Search code examples
phparraysmultidimensional-arrayduplicatesgrouping

Remove duplicate rows from 2d array, but preserve rows with non-empty value in a specific column


I have a 2d array containing rows where a user might be represented more than once. I need to remove duplicate instances of user data, but I don't want to lose any meaningful data in the process.

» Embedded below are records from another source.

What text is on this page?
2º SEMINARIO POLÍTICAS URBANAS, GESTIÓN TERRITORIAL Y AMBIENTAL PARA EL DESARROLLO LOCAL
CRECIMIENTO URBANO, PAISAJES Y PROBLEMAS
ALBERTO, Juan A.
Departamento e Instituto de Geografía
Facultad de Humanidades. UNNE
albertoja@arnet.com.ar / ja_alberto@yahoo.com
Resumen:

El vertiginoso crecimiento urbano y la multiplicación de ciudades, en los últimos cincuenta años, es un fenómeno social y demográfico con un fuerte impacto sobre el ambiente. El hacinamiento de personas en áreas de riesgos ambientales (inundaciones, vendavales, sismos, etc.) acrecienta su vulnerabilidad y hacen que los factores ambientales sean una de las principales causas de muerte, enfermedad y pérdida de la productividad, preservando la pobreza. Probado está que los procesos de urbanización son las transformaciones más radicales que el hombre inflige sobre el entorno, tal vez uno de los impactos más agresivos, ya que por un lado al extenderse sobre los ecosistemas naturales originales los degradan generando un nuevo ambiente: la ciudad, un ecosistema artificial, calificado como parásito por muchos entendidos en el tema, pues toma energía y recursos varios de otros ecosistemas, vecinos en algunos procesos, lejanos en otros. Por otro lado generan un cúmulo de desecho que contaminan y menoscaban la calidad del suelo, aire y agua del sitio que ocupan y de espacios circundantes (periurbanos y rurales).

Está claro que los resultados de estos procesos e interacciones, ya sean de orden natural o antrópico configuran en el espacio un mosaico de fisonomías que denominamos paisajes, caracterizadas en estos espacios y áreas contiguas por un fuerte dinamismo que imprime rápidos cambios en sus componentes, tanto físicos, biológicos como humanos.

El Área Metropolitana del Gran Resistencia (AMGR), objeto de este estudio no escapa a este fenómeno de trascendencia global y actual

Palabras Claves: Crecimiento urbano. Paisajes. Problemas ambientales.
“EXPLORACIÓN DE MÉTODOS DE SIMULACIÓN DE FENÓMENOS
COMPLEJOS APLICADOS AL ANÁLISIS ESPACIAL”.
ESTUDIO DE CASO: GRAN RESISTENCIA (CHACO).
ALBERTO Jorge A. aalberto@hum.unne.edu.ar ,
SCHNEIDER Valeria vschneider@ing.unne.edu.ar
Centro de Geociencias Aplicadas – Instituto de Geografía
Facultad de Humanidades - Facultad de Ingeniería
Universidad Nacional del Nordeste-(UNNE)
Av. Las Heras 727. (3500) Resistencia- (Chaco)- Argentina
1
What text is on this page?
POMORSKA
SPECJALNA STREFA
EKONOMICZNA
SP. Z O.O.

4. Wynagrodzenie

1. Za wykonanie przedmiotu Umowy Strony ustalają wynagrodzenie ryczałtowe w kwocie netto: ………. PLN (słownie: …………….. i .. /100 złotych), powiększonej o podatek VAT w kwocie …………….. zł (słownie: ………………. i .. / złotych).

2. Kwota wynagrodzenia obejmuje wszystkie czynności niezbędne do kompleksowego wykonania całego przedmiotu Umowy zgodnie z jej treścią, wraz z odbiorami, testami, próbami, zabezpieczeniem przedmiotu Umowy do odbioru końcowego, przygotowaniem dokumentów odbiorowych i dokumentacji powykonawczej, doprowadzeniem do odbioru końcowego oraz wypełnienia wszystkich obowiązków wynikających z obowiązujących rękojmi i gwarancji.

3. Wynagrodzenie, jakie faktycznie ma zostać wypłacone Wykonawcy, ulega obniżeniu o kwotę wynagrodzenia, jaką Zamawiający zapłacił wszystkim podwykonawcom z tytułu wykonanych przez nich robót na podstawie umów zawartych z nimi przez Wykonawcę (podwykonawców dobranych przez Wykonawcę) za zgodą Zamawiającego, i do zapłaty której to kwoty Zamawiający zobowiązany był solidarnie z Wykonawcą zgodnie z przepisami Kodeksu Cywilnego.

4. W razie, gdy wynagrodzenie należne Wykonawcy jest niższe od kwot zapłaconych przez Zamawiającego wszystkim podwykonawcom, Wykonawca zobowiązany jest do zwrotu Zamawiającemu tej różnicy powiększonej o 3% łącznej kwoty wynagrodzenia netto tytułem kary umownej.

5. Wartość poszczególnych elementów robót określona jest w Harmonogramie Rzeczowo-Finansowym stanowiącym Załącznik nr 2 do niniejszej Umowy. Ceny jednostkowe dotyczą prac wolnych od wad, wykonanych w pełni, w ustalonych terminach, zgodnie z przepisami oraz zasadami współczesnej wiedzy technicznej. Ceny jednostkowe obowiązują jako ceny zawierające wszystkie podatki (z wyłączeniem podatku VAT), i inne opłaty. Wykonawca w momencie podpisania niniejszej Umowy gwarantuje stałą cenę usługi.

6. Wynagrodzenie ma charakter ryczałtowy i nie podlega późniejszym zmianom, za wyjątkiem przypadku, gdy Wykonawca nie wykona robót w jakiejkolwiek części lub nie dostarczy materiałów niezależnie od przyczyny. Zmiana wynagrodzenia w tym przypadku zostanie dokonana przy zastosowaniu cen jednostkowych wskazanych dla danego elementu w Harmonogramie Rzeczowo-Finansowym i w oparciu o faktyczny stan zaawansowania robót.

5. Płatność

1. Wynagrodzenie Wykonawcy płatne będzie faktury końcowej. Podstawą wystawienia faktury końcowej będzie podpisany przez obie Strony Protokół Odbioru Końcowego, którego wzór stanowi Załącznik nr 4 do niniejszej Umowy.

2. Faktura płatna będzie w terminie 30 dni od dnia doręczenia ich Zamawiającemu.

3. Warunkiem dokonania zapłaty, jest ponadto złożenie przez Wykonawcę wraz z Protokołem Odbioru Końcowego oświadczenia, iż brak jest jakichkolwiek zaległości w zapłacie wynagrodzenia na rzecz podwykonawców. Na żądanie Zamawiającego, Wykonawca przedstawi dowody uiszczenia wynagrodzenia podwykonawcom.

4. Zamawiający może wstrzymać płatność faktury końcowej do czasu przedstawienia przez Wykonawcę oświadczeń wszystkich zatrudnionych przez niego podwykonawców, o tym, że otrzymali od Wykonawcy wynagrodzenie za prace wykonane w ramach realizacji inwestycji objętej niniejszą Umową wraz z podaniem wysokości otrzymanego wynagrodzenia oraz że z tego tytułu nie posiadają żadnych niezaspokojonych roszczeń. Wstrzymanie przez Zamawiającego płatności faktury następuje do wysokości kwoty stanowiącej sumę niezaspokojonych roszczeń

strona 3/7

Rows with a non-empty value in the Flying Tour column should be prioritized over a row with an empty value in the same column.

Sample data:

$data = [
    [
        'Access ID' => 12345,
        'Registration Date' => '2018-02-27',
        'First Name' => 'Damian',
        'Last Name' => 'Martin',
        'Flying Tour' => ''
    ],
    [
        'Access ID' => 12345,
        'Registration Date' => '2018-02-27',
        'First Name' => 'Damian',
        'Last Name' => 'Martin',
        'Flying Tour' => 'Yes going'
    ],
    [
        'Access ID' => 789456,
        'Registration Date' => '2018-03-27',
        'First Name' => 'Ricky',
        'Last Name' => 'Smith',
        'Flying Tour' => ''
    ],
    [
        'Access ID' => 789456,
        'Registration Date' => '2018-03-27',
        'First Name' => 'Ricky',
        'Last Name' => 'Smith',
        'Flying Tour' => 'Two way going',
    ],
    [
        'Access ID' => 987654,
        'Registration Date' => '2018-04-27',
        'First Name' => 'Darron',
        'Last Name' => 'Butt',
        'Flying Tour' => ''
    ]
];

My code:

$results = [];
      foreach($data as $input){

      $isDuplicate = false;
      foreach($results as $result){
        if(
            strtolower($input['First Name'])===strtolower($result['First Name']) &&
            strtolower($input['Last Name'])===strtolower($result['Last Name'])      &&
            strtolower($input['Registration ID'])===strtolower($result['Registration ID']) &&
            strtolower(!empty($input['Flying Tour']))
        ){
            //a duplicate was found in results
            $isDuplicate = true;
            break;
        }
      }
      //if no duplicate was found
      if(!$isDuplicate) $results[]=$input;
}

Desired result:

Array
(
    [0] => Array
        (
            [Access ID] => 12345
            [Registration Date] => 2018-02-27
            [First Name] => Damian
            [Last Name] => Martin
            [Flying Tour] => Yes going
        )

    [1] => Array
        (
            [Access ID] => 789456
            [Registration Date] => 2018-03-27
            [First Name] => Ricky
            [Last Name] => Smith
            [Flying Tour] => Two way going
        )

    [2] => Array
        (
            [Access ID] => 987654
            [Registration Date] => 2018-04-27
            [First Name] => Darron
            [Last Name] => Butt
            [Flying Tour] => 
        )

)

Some changes are made please see


Solution

  • Use foreach() along with array keys to check for duplicates:

    $results = [];
    foreach ($data as $input) {
        if (!isset($results[$input['Access ID'] . '_' . $input['First Name'] . '_' . $input['Last Name']])) {
                $results[$input['Access ID'] . '_' . $input['First Name'] . '_' . $input['Last Name']] = $input;
        } else {
            if ($results[$input['Access ID'] . '_' . $input['First Name'] . '_' . $input['Last Name']]['Flying Tour'] == '') {
                $results[$input['Access ID'] . '_' . $input['First Name'] . '_' . $input['Last Name']] = $input;
            }
        }
    }
    
    $results = array_values($results);
    //array_multisort( array_column($results, "First Name"), SORT_ASC, $results );
    echo "<pre/>";
    print_r($results);
    

    Sample Output: https://3v4l.org/2KcSN